The transfer of reserves by Russia can only stabilize the front line closer to winter.
Russian President Vladimir Putin’s announcement of a partial mobilization demonstrates Russia’s difficult position on the battlefield in Ukraine.
This is stated in the publication The Wall Street Journal.
Western analysts doubt that bringing so many reserves into combat will stop the UAF counteroffensive or affect combat in the near future.
According to Air Marshal Edward Stringer of the British Air Force, “this is the last throw of a stun grenade”: “This indicates weakness.”
Today, the Russian armed forces are not capable of accepting, training and deploying hundreds of thousands of recruits. Forcibly mobilized soldiers, although they help Russia to strengthen the defense, are unlikely to become motivated fighters.
Analysts also doubt that the illegal “accession” of the occupied territories to the Russian Federation will somehow affect Ukraine’s choice of targets for strikes, since the Armed Forces of Ukraine have repeatedly attacked Russian bases in the annexed Crimea. In addition, fire is being waged in the border regions of Russia.
At the same time, Putin’s latest nuclear threat does not indicate any change in Russian nuclear policy, but was aimed at trying to reduce Western support for Ukraine.
American analysts point out that it would be a mistake to allow Russia to use nuclear deterrence tactics to appropriate the captured territories, because this will affect the European security order and create a precedent.

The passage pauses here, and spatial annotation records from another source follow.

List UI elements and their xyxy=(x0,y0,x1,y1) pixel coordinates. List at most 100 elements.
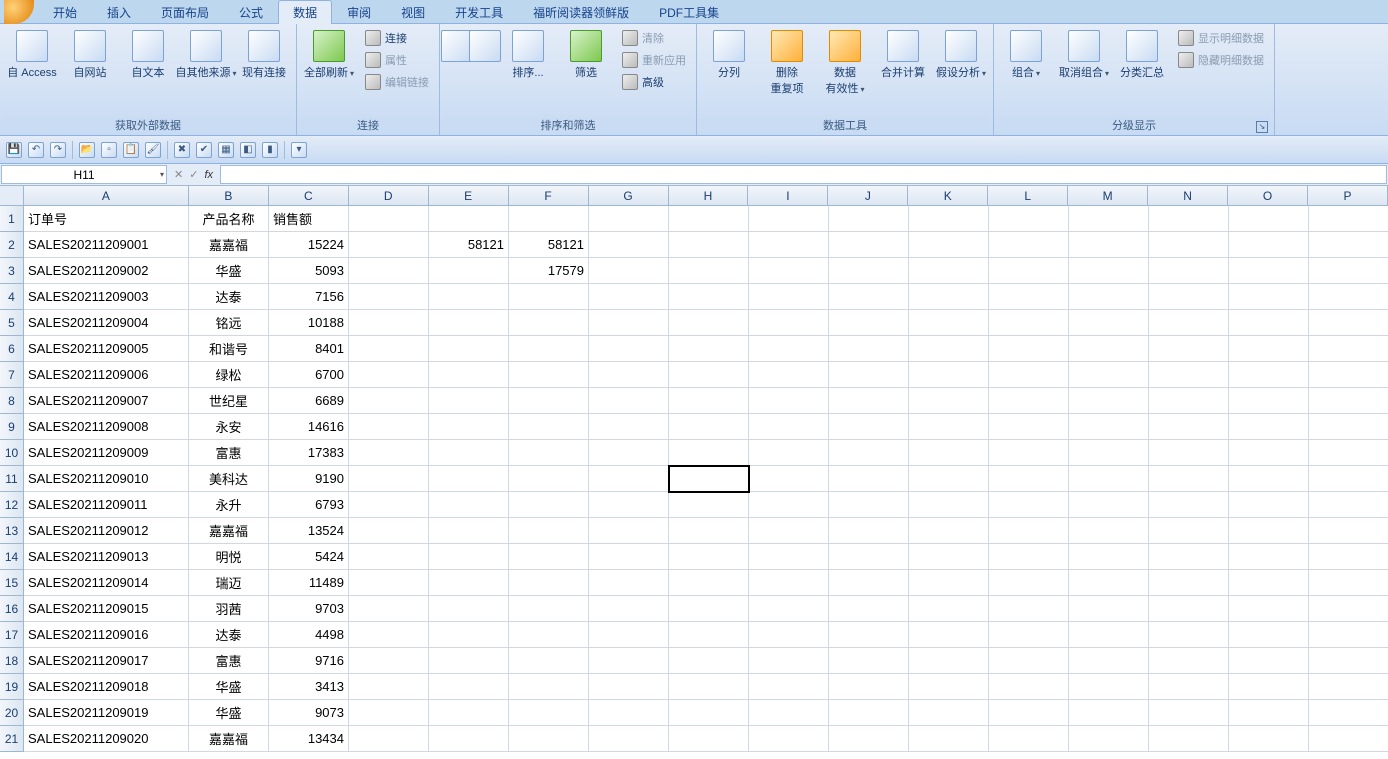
cell-F16[interactable] xyxy=(509,596,589,622)
tab-福昕阅读器领鲜版[interactable]: 福昕阅读器领鲜版 xyxy=(518,0,644,24)
cell-I9[interactable] xyxy=(749,414,829,440)
fx-icon[interactable]: fx xyxy=(204,169,213,181)
cell-P3[interactable] xyxy=(1309,258,1388,284)
cell-N10[interactable] xyxy=(1149,440,1229,466)
sort[interactable]: 排序... xyxy=(500,26,556,84)
tab-视图[interactable]: 视图 xyxy=(386,0,440,24)
cell-A3[interactable]: SALES20211209002 xyxy=(24,258,189,284)
col-header-M[interactable]: M xyxy=(1068,186,1148,206)
cell-J7[interactable] xyxy=(829,362,909,388)
cell-M7[interactable] xyxy=(1069,362,1149,388)
cell-M8[interactable] xyxy=(1069,388,1149,414)
cell-E4[interactable] xyxy=(429,284,509,310)
cell-L2[interactable] xyxy=(989,232,1069,258)
col-header-D[interactable]: D xyxy=(349,186,429,206)
cell-P10[interactable] xyxy=(1309,440,1388,466)
cell-I15[interactable] xyxy=(749,570,829,596)
cell-C4[interactable]: 7156 xyxy=(269,284,349,310)
cell-B13[interactable]: 嘉嘉福 xyxy=(189,518,269,544)
cell-D6[interactable] xyxy=(349,336,429,362)
cell-A12[interactable]: SALES20211209011 xyxy=(24,492,189,518)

According to Eugene Finkel, a professor at the Hopkins School of Advanced International Studies, the Kremlin is “in despair” because of the military defeats.
“They (the Russians – UNIAN) are determined to do something, but they don’t understand what exactly they are doing and how to do it,” Finkel said.
Former Minister of Defense of Ukraine Andriy Zagorodniuk, in turn, called mobilization in the Russian Federation a “losing option” for Putin.
The Russian army is exhausted, and with the new draft the situation will not change significantly.
The publication argues that the transfer of reserves by Russia can only stabilize the front line closer to winter, when offensive operations are more difficult to carry out.
Putin announced partial mobilization in Russia
On September 21, Russian President Vladimir Putin announced the start of partial mobilization in the country. According to the Russian leadership, first of all, citizens with combat experience of up to 300,000 people will be involved in the war against Ukraine.
Putin’s statement is consistent with the analysis of many Western experts that Russia is in need of human resources to continue the war, and Putin himself does not abandon the original intention to occupy the entire territory of Ukraine. In parallel, the leader of the Wagner PMC is recruiting prisoners.
At the same time, in Moscow – against the background of the first successes of the counter-offensive of the Armed Forces of Ukraine in the Kharkiv region – they announced the urgent holding of “referendums” in the occupied regions in the east and south of Ukraine. A number of Western countries have already stated that they do not recognize the results of their implementation. The United States separately noted that Russia “will pay for this.”
Also in Russia, on the eve of Putin’s speech, the penalties for surrender and desertion were significantly toughened.
In Kyiv, the beginning of mobilization in the Russian Federation was called Putin’s plan for the disposal of Russians. Zelensky stressed that it is Ukraine that currently holds the initiative at the forefront.
Since the beginning of the full-scale war, the Armed Forces of Ukraine have already eliminated about 55,110 invaders and thousands of enemy equipment.